Фоточувствительность – это неблагоприятная кожная реакция в ответ как на местное применение химического агента, так и на лекарственный препарат, принятый внутрь или используемый местно, в сочетании с воздействием ультрафиолетового (УФ) излучения. По природе возникновения различают следующие подтипы: фототоксические и фотоаллергические реакции, при этом фототоксичность – гораздо более распространенное явление, чем фотоаллергия [1].
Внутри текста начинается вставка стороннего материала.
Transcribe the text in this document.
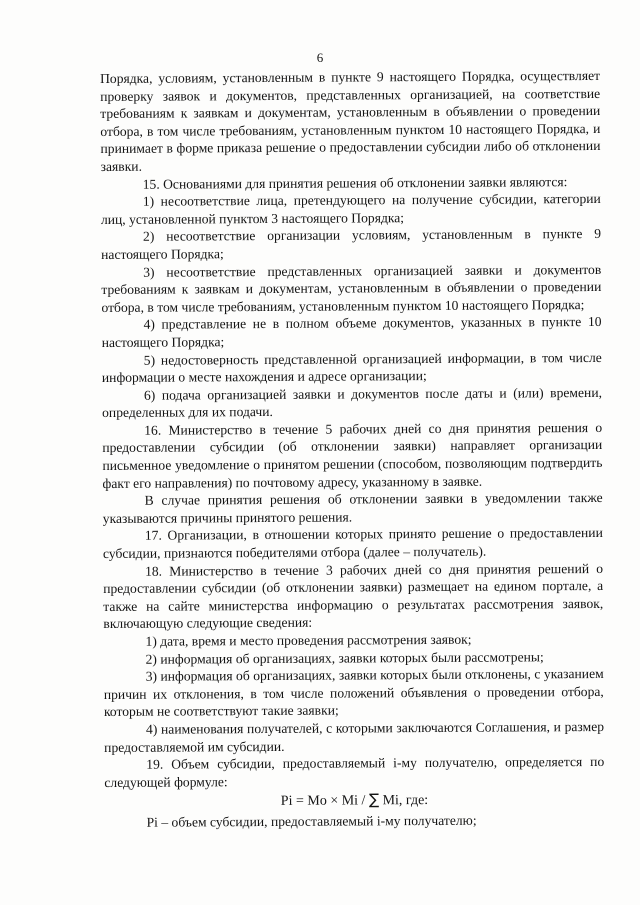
6

Порядка, условиям, установленным в пункте 9 настоящего Порядка, осуществляет проверку заявок и документов, представленных организацией, на соответствие требованиям к заявкам и документам, установленным в объявлении о проведении отбора, в том числе требованиям, установленным пунктом 10 настоящего Порядка, и принимает в форме приказа решение о предоставлении субсидии либо об отклонении заявки.

15. Основаниями для принятия решения об отклонении заявки являются:

1) несоответствие лица, претендующего на получение субсидии, категории лиц, установленной пунктом 3 настоящего Порядка;

2) несоответствие организации условиям, установленным в пункте 9 настоящего Порядка;

3) несоответствие представленных организацией заявки и документов требованиям к заявкам и документам, установленным в объявлении о проведении отбора, в том числе требованиям, установленным пунктом 10 настоящего Порядка;

4) представление не в полном объеме документов, указанных в пункте 10 настоящего Порядка;

5) недостоверность представленной организацией информации, в том числе информации о месте нахождения и адресе организации;

6) подача организацией заявки и документов после даты и (или) времени, определенных для их подачи.

16. Министерство в течение 5 рабочих дней со дня принятия решения о предоставлении субсидии (об отклонении заявки) направляет организации письменное уведомление о принятом решении (способом, позволяющим подтвердить факт его направления) по почтовому адресу, указанному в заявке.

В случае принятия решения об отклонении заявки в уведомлении также указываются причины принятого решения.

17. Организации, в отношении которых принято решение о предоставлении субсидии, признаются победителями отбора (далее – получатель).

18. Министерство в течение 3 рабочих дней со дня принятия решений о предоставлении субсидии (об отклонении заявки) размещает на едином портале, а также на сайте министерства информацию о результатах рассмотрения заявок, включающую следующие сведения:

1) дата, время и место проведения рассмотрения заявок;

2) информация об организациях, заявки которых были рассмотрены;

3) информация об организациях, заявки которых были отклонены, с указанием причин их отклонения, в том числе положений объявления о проведении отбора, которым не соответствуют такие заявки;

4) наименования получателей, с которыми заключаются Соглашения, и размер предоставляемой им субсидии.

19. Объем субсидии, предоставляемый i-му получателю, определяется по следующей формуле:

Pi = Mo × Mi / ∑ Mi, где:

Pi – объем субсидии, предоставляемый i-му получателю;
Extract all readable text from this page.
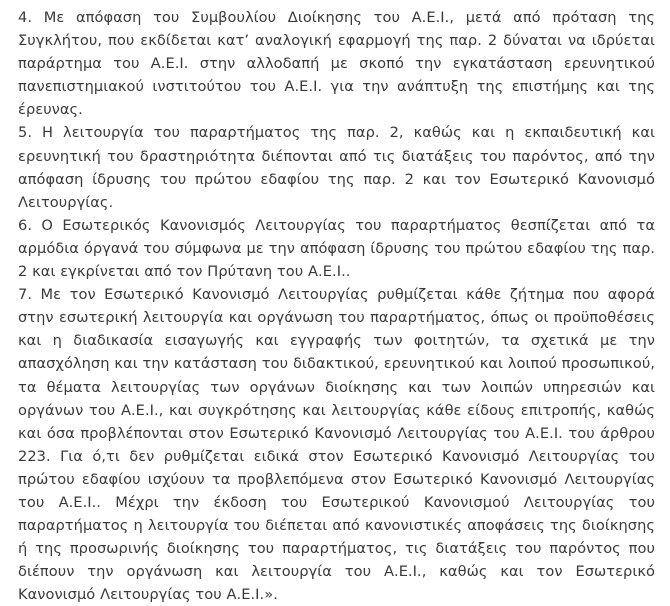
4. Με απόφαση του Συμβουλίου Διοίκησης του Α.Ε.Ι., μετά από πρόταση της Συγκλήτου, που εκδίδεται κατ’ αναλογική εφαρμογή της παρ. 2 δύναται να ιδρύεται παράρτημα του Α.Ε.Ι. στην αλλοδαπή με σκοπό την εγκατάσταση ερευνητικού πανεπιστημιακού ινστιτούτου του Α.Ε.Ι. για την ανάπτυξη της επιστήμης και της έρευνας.

5. Η λειτουργία του παραρτήματος της παρ. 2, καθώς και η εκπαιδευτική και ερευνητική του δραστηριότητα διέπονται από τις διατάξεις του παρόντος, από την απόφαση ίδρυσης του πρώτου εδαφίου της παρ. 2 και τον Εσωτερικό Κανονισμό Λειτουργίας.

6. Ο Εσωτερικός Κανονισμός Λειτουργίας του παραρτήματος θεσπίζεται από τα αρμόδια όργανά του σύμφωνα με την απόφαση ίδρυσης του πρώτου εδαφίου της παρ. 2 και εγκρίνεται από τον Πρύτανη του Α.Ε.Ι..

7. Με τον Εσωτερικό Κανονισμό Λειτουργίας ρυθμίζεται κάθε ζήτημα που αφορά στην εσωτερική λειτουργία και οργάνωση του παραρτήματος, όπως οι προϋποθέσεις και η διαδικασία εισαγωγής και εγγραφής των φοιτητών, τα σχετικά με την απασχόληση και την κατάσταση του διδακτικού, ερευνητικού και λοιπού προσωπικού, τα θέματα λειτουργίας των οργάνων διοίκησης και των λοιπών υπηρεσιών και οργάνων του Α.Ε.Ι., και συγκρότησης και λειτουργίας κάθε είδους επιτροπής, καθώς και όσα προβλέπονται στον Εσωτερικό Κανονισμό Λειτουργίας του Α.Ε.Ι. του άρθρου 223. Για ό,τι δεν ρυθμίζεται ειδικά στον Εσωτερικό Κανονισμό Λειτουργίας του πρώτου εδαφίου ισχύουν τα προβλεπόμενα στον Εσωτερικό Κανονισμό Λειτουργίας του Α.Ε.Ι.. Μέχρι την έκδοση του Εσωτερικού Κανονισμού Λειτουργίας του παραρτήματος η λειτουργία του διέπεται από κανονιστικές αποφάσεις της διοίκησης ή της προσωρινής διοίκησης του παραρτήματος, τις διατάξεις του παρόντος που διέπουν την οργάνωση και λειτουργία του Α.Ε.Ι., καθώς και τον Εσωτερικό Κανονισμό Λειτουργίας του Α.Ε.Ι.».
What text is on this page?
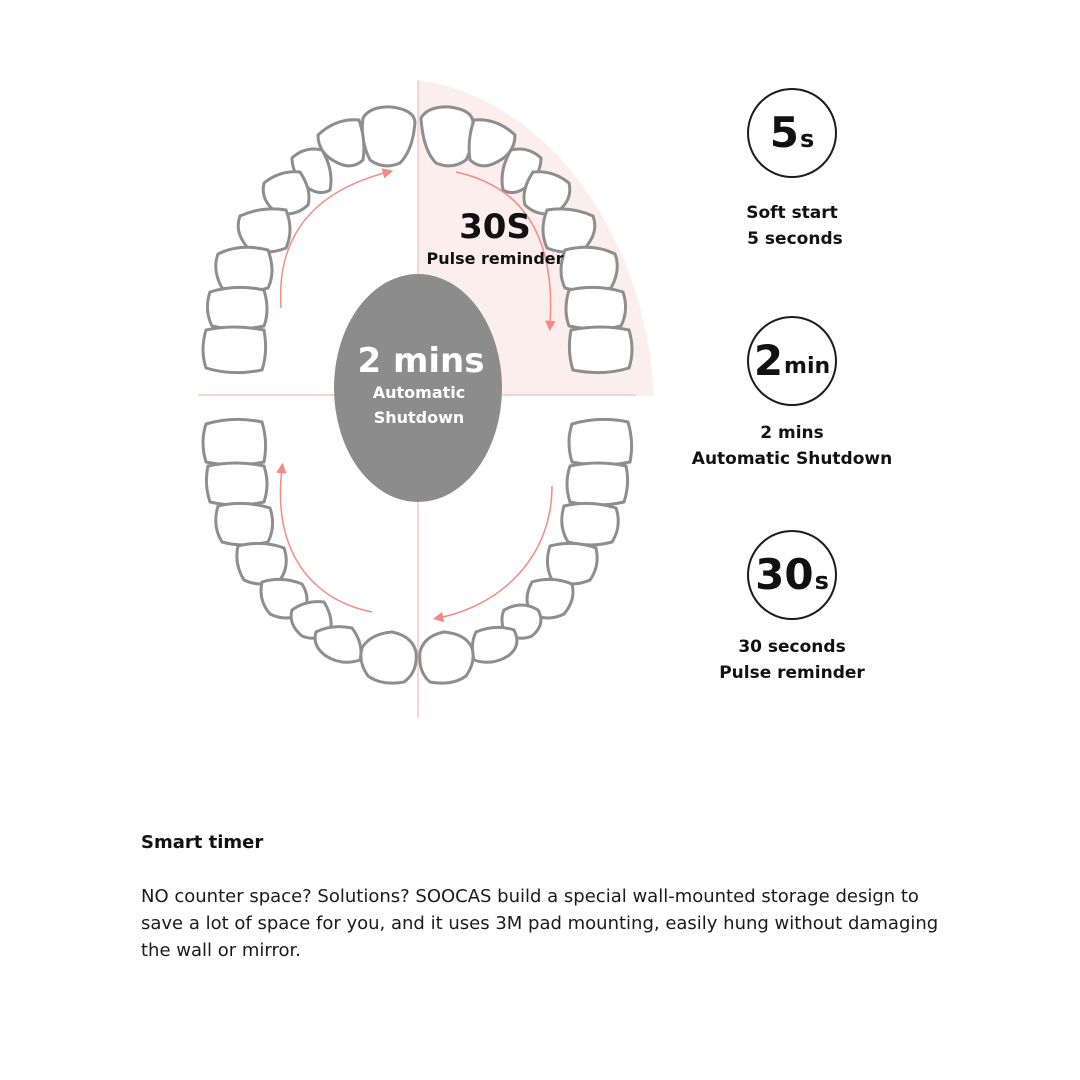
30S
Pulse reminder
2 mins
Automatic
Shutdown
5 s
Soft start
5 seconds
2 min
2 mins
Automatic Shutdown
30 s
30 seconds
Pulse reminder

Smart timer

NO counter space? Solutions? SOOCAS build a special wall-mounted storage design to save a lot of space for you, and it uses 3M pad mounting, easily hung without damaging the wall or mirror.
Фотосенситивные реакции труднопредсказуемы. Они могут возникать у людей любого возраста, но более часто встречаются у взрослых, чем у детей, возможно потому, что взрослые чаще используют лекарственные препараты как системно, так и местно [2].
Нестероидные противовоспалительные препараты (НПВП) – широко используемая в практике врача любой специальности группа лекарственных средств для терапии боли различного происхождения [3]. НПВП по уровню потребления относятся к наиболее популярным лекарствам в мире [4]. Этот факт объясняется высокой эффективностью НПВП при болевом синдроме различной этиологии и интенсивности, воспалении, лихорадке.

Продолжительность жизни населения постоянно растет, поэтому увеличивается распространенность заболеваний, требующих применения НПВП (ревматические поражения мягких тканей, воспалительно-дегенеративные заболевания опорно-двигательного аппарата), и можно ожидать только увеличение потребления данных препаратов, применяемых системно (перорально, в/м, ректально) и локально (кремы, мази, гели) [5]. В развитых странах НПВП применяют 20–30% лиц пожилого возраста, среди которых около 30% пациентов вынуждены принимать эти препараты, несмотря на наличие факторов риска развития нежелательных явлений как со стороны ЖКТ, так и со стороны сердечно-сосудистой системы [3].

О системных побочных эффектах НПВП врачи обычно хорошо осведомлены и учитывают их в клинической практике, а локальная терапия чаще всего представляется весьма безопасной и не требующей особого контроля со стороны доктора, и это, к сожалению, большое заблуждение большинства специалистов. Помимо уже известных преимуществ селективных местных НПВП (высокая эффективность при лечении заболевания, способность проникать через кожу, достигая органа-мишени, отсутствие в крови концентрации препарата, приводящей к зависимым от дозы побочным эффектам, метаболизм и выведение, идентичные таковым при пероральном приеме, безопасность) актуальными стали современные данные дерматологов, свидетельствующие о возросшей частоте нежелательных реакций на кожу некоторых местно применяемых НПВП [6].

Например, фотоаллергический контактный дерматит (ФАД) раньше считался редкостью, однако его распространенность, возможно, существенно недооценивается, принимая во внимание неклассические клинические проявления данного состояния в некоторых случаях [7].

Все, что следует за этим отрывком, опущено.